A tendency towards racism, homophobia and scorning people who don’t fit in might spring from the same source as a flash of irritation arising from the sight of a picture hanging crookedly on a wall.
That’s the curious implication of findings collated from a series of eight studies using participants in the US and China that find a strong correlation between negative reactions to disrupted visual patterns and to social outsiders.
In other words, there may be a connection between feeling unaccountably annoyed that in a row of triangles one is upside down, and feeling angry at the sight of a gay person, or a Muslim, an African American – or, indeed, any individual who does not fit unobtrusively within a particular observer’s idea of a social norm.
Psychologists Anton Gollwitzer , Julia Marshall, Yimeng Wang and John Bargh, all from Yale University in the United States, set up eight studies, involving children and adults, to probe for links between a dislike of incomplete patterns and the tendency to stigmatise individuals regarded as different.
The work was based on solid foundations of previous research. There have been several studies that show very young children have a preference for symmetrical patterns against asymmetrical shape. There is also considerable evidence to show that kids as young as four can express dislike towards other children who are markedly different to themselves and their peers. (Obese youngsters, for instance, often cop the brunt of peer abuse because they stand out from the crowd.)
Gollwitzer and colleagues also note that terms such as “strange” and “weird” are used to negatively describe both incomplete visual patterns and unusual individuals.
They also cite a 2016 study – led by Tyler Okimoto of the University of Queensland Business School in Australia – that found social attitudes could be predicted by a person’s dislike of imperfect shapes. In this research, people were asked to look at some geometric figures and indicate to what extent they conformed to “perfect” shapes, such as circles or triangles.
Okimoto and colleagues found that people with conservative ideologies were much more sensitive to the difference between perfect and imperfect than people with more liberal worldviews.
In the latest research, the Yale psychologists recruited several hundred people, using Amazon’s crowdsourcing internet service Mechanical Turk. They then divided them into cohorts and subjected them to several tests designed to uncover responses to pattern and social deviance.
They found that the link between the two types of reaction was consistent and robust – and that results in one area – say being annoyed by an out-of-place triangle – was a strong predictor of results in another – say, being a critical of a gay person in the immediate vicinity.

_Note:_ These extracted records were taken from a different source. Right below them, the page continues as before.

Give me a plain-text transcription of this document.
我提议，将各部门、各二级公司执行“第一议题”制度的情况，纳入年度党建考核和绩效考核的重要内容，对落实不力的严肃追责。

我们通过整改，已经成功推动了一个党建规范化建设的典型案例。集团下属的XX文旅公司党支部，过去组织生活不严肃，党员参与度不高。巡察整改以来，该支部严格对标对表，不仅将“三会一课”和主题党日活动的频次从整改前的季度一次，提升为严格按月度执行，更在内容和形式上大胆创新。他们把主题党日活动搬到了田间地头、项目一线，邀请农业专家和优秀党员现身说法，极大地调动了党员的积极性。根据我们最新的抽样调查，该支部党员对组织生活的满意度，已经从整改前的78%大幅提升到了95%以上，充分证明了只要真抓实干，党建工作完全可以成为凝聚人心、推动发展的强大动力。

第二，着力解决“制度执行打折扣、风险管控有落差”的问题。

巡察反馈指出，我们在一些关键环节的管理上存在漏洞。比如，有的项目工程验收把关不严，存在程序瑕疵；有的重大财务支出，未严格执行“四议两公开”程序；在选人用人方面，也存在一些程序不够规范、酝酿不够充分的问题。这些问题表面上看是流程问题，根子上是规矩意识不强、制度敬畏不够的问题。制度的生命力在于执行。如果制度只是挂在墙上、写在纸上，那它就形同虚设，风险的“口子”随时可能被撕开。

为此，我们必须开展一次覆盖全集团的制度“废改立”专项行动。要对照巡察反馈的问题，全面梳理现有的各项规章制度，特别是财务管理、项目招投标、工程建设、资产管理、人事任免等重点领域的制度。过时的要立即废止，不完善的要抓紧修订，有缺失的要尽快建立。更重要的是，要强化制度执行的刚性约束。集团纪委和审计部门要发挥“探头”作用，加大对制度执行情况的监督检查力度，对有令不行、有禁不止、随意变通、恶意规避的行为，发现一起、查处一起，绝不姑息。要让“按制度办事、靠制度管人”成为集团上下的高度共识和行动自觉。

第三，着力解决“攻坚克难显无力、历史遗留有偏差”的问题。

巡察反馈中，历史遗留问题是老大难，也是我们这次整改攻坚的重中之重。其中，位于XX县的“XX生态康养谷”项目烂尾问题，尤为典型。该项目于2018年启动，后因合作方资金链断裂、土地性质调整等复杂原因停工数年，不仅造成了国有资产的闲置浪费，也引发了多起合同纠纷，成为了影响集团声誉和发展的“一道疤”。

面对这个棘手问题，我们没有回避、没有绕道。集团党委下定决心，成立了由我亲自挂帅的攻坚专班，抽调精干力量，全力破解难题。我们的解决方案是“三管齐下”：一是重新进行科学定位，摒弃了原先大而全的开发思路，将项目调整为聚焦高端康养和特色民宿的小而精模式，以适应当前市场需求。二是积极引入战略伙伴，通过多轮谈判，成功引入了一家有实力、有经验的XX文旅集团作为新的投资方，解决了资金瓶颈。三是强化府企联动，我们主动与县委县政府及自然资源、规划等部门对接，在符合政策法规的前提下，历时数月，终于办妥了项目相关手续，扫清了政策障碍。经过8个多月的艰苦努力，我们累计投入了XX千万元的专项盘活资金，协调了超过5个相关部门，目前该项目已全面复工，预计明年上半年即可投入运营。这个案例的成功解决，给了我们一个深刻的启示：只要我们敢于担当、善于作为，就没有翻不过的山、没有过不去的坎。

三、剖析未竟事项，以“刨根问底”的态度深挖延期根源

“Although non-social pattern deviancy and social deviancy judgements may seem distinct given their differing domains, people’s aversion towards non-social pattern deviancy and social deviancy consistently overlapped,” they write.
“These findings raise the possibility that pattern deviancy aversion plays an important role in stigmatisation and prejudice.”
The findings are important because they suggest that traditional explanations of prejudice – that it arises from a sense of danger or some deeply embedded evolutionary flight-or-fight response – may not be valid. Instead, the urge to discriminate against minorities and vulnerable people may spring from nothing more profound (or justifiable) than a dislike of order.
“People tend to rationalise such prejudice by claiming that negatively deviant individuals, such as the mentally ill, are dangerous and that positively deviant individuals, such as highly competent people, are cold and untrustworthy,” the researchers conclude.
“The research presented here, however, raises the possibility that a simple dislike of pattern deviancy plays a role in such prejudice.”
The research is published in the journal Nature Human Behaviour.